Weak rupee prompting global funds to dump Indian bonds


India needs all the help it can get as it tries to develop its small corporate bond market to overcome a cash crunch that’s hobbled economic growth.

Weakness in the rupee, though, is making that harder. Foreign investors spooked by the currency’s slide sold 74 billion rupees ($1.03 billion) of local notes more than they bought this month, the most since April, dragging their holdings down to a 2.5-year low of 1.9 trillion rupees.

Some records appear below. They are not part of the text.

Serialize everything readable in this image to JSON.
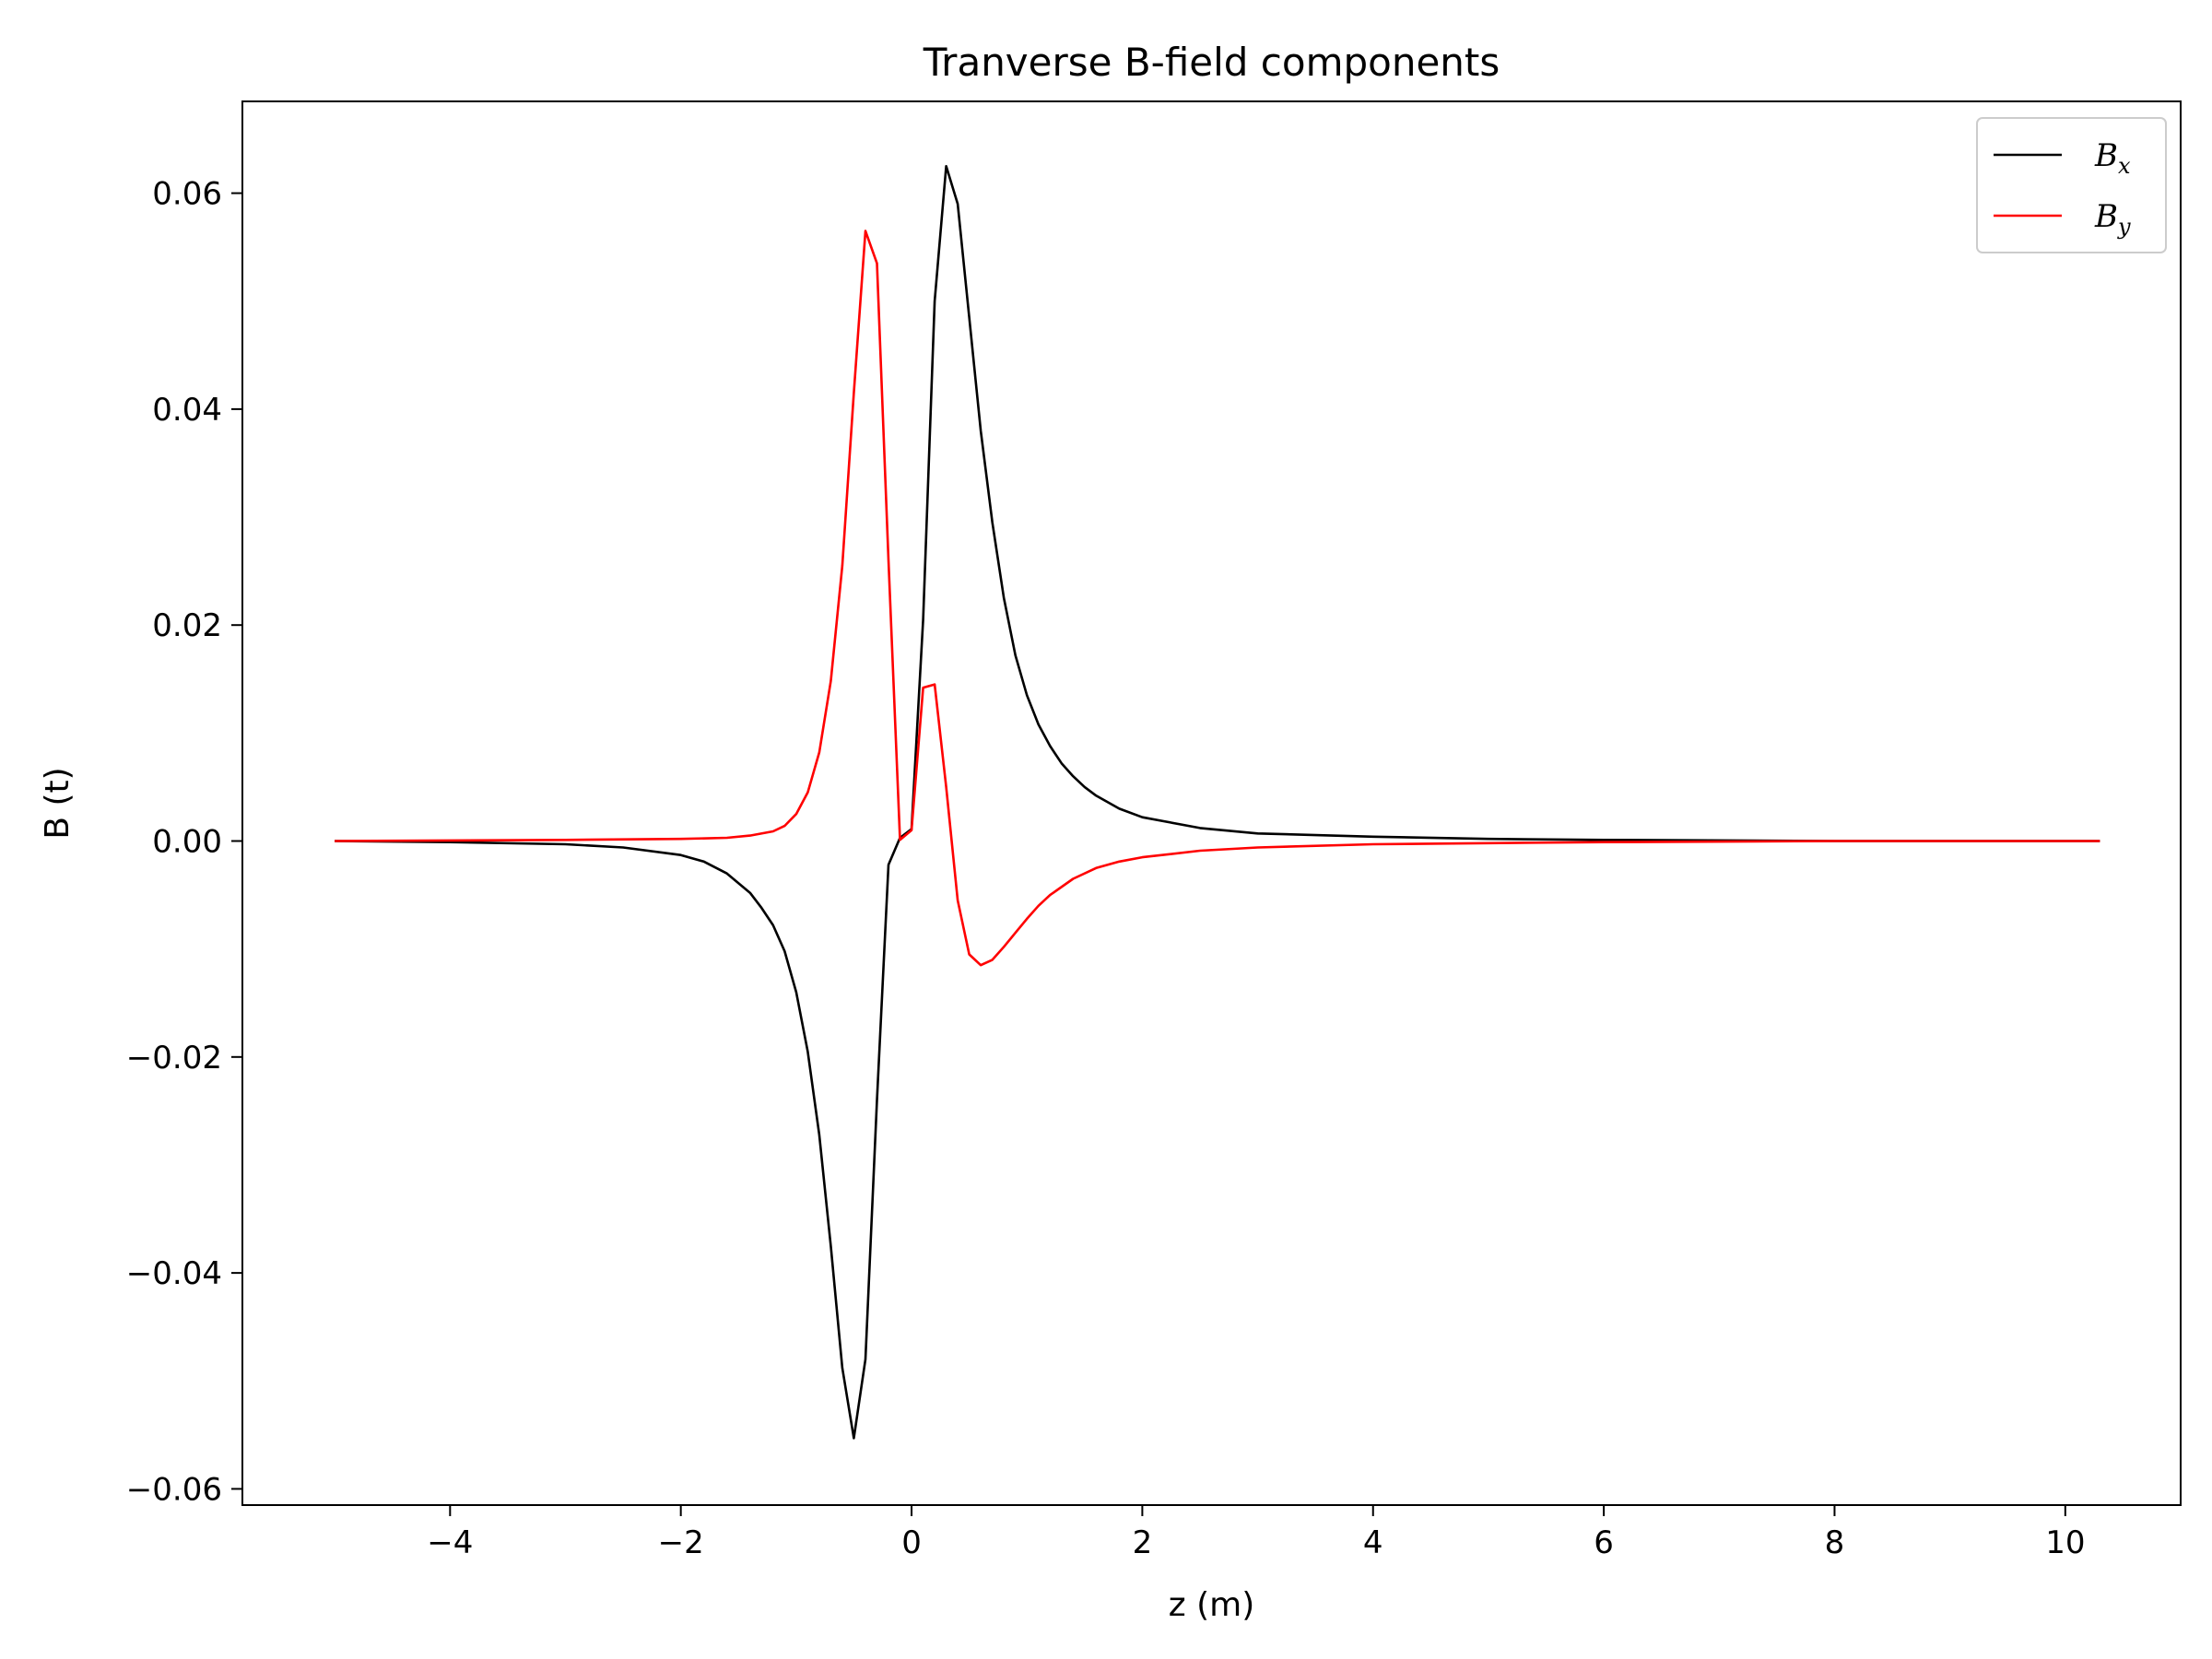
{
  "chart_data": {
    "type": "line",
    "title": "Tranverse B-field components",
    "xlabel": "z (m)",
    "ylabel": "B (t)",
    "xlim": [
      -5.8,
      11.0
    ],
    "ylim": [
      -0.0615,
      0.0685
    ],
    "xticks": [
      -4,
      -2,
      0,
      2,
      4,
      6,
      8,
      10
    ],
    "xtick_labels": [
      "−4",
      "−2",
      "0",
      "2",
      "4",
      "6",
      "8",
      "10"
    ],
    "yticks": [
      -0.06,
      -0.04,
      -0.02,
      0.0,
      0.02,
      0.04,
      0.06
    ],
    "ytick_labels": [
      "−0.06",
      "−0.04",
      "−0.02",
      "0.00",
      "0.02",
      "0.04",
      "0.06"
    ],
    "grid": false,
    "legend_position": "top-right",
    "series": [
      {
        "name": "B",
        "subscript": "x",
        "color": "#000000",
        "x": [
          -5.0,
          -4.0,
          -3.0,
          -2.5,
          -2.0,
          -1.8,
          -1.6,
          -1.4,
          -1.3,
          -1.2,
          -1.1,
          -1.0,
          -0.9,
          -0.8,
          -0.7,
          -0.6,
          -0.5,
          -0.4,
          -0.3,
          -0.2,
          -0.1,
          0.0,
          0.1,
          0.2,
          0.3,
          0.4,
          0.5,
          0.6,
          0.7,
          0.8,
          0.9,
          1.0,
          1.1,
          1.2,
          1.3,
          1.4,
          1.5,
          1.6,
          1.8,
          2.0,
          2.5,
          3.0,
          4.0,
          5.0,
          6.0,
          8.0,
          10.3
        ],
        "y": [
          0.0,
          -0.0001,
          -0.0003,
          -0.0006,
          -0.0013,
          -0.0019,
          -0.003,
          -0.0048,
          -0.0062,
          -0.0078,
          -0.0102,
          -0.014,
          -0.0195,
          -0.0272,
          -0.0375,
          -0.0488,
          -0.0553,
          -0.048,
          -0.024,
          -0.0022,
          0.0003,
          0.0011,
          0.0205,
          0.05,
          0.0625,
          0.059,
          0.0485,
          0.038,
          0.0295,
          0.0225,
          0.0172,
          0.0135,
          0.0108,
          0.0088,
          0.0072,
          0.006,
          0.005,
          0.0042,
          0.003,
          0.0022,
          0.0012,
          0.0007,
          0.0004,
          0.0002,
          0.0001,
          0.0,
          0.0
        ]
      },
      {
        "name": "B",
        "subscript": "y",
        "color": "#ff0000",
        "x": [
          -5.0,
          -3.0,
          -2.0,
          -1.6,
          -1.4,
          -1.2,
          -1.1,
          -1.0,
          -0.9,
          -0.8,
          -0.7,
          -0.6,
          -0.5,
          -0.4,
          -0.3,
          -0.2,
          -0.1,
          0.0,
          0.1,
          0.2,
          0.3,
          0.4,
          0.5,
          0.6,
          0.7,
          0.8,
          0.9,
          1.0,
          1.1,
          1.2,
          1.4,
          1.6,
          1.8,
          2.0,
          2.5,
          3.0,
          4.0,
          5.0,
          6.0,
          8.0,
          10.3
        ],
        "y": [
          0.0,
          0.0001,
          0.0002,
          0.0003,
          0.0005,
          0.0009,
          0.0014,
          0.0025,
          0.0045,
          0.0082,
          0.0148,
          0.0255,
          0.0415,
          0.0565,
          0.0535,
          0.026,
          0.0001,
          0.001,
          0.0142,
          0.0145,
          0.005,
          -0.0055,
          -0.0105,
          -0.0115,
          -0.011,
          -0.0098,
          -0.0085,
          -0.0072,
          -0.006,
          -0.005,
          -0.0035,
          -0.0025,
          -0.0019,
          -0.0015,
          -0.0009,
          -0.0006,
          -0.0003,
          -0.0002,
          -0.0001,
          0.0,
          0.0
        ]
      }
    ]
  }
}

Cash-strapped businesses struggling to get financing amid a shadow banking crisis would no doubt like to see foreigners taking out their checkbooks more — global investors make up only a small proportion of overall local corporate bond holdings. But rising defaults, a slowing economy and a sovereign outlook downgrade by Moody’s Investors Service have given global funds further pause.

The rupee is the worst performer among emerging market peers in Asia this half. That’s crimped flows from offshore into corporate bonds.

Foreign Flows

It’s a different picture for the nation’s stock market as investors expect to profit more from recent corporate tax cuts. Foreigners were net buyers of $3 billion of Indian equities this month, headed for the highest since March.

Prime Minister Narendra Modi’s steps to revive economic growth aren’t assuring many corporate debt investors. Data scheduled Friday is likely to show gross domestic product expanded less than 5 per cent, according to forecasts.

Moody’s and S&P Global Ratings have flagged risks that the troubled shadow lending sector will worsen a prolonged credit squeeze.

Still, some yield-starved international fund managers are bargain hunting for Indian corporate debt — it’s just that they’re going for dollar bonds, which preclude the need for currency hedges. That’s helped issuance of foreign-currency securities by Indian borrowers reach a record in 2019.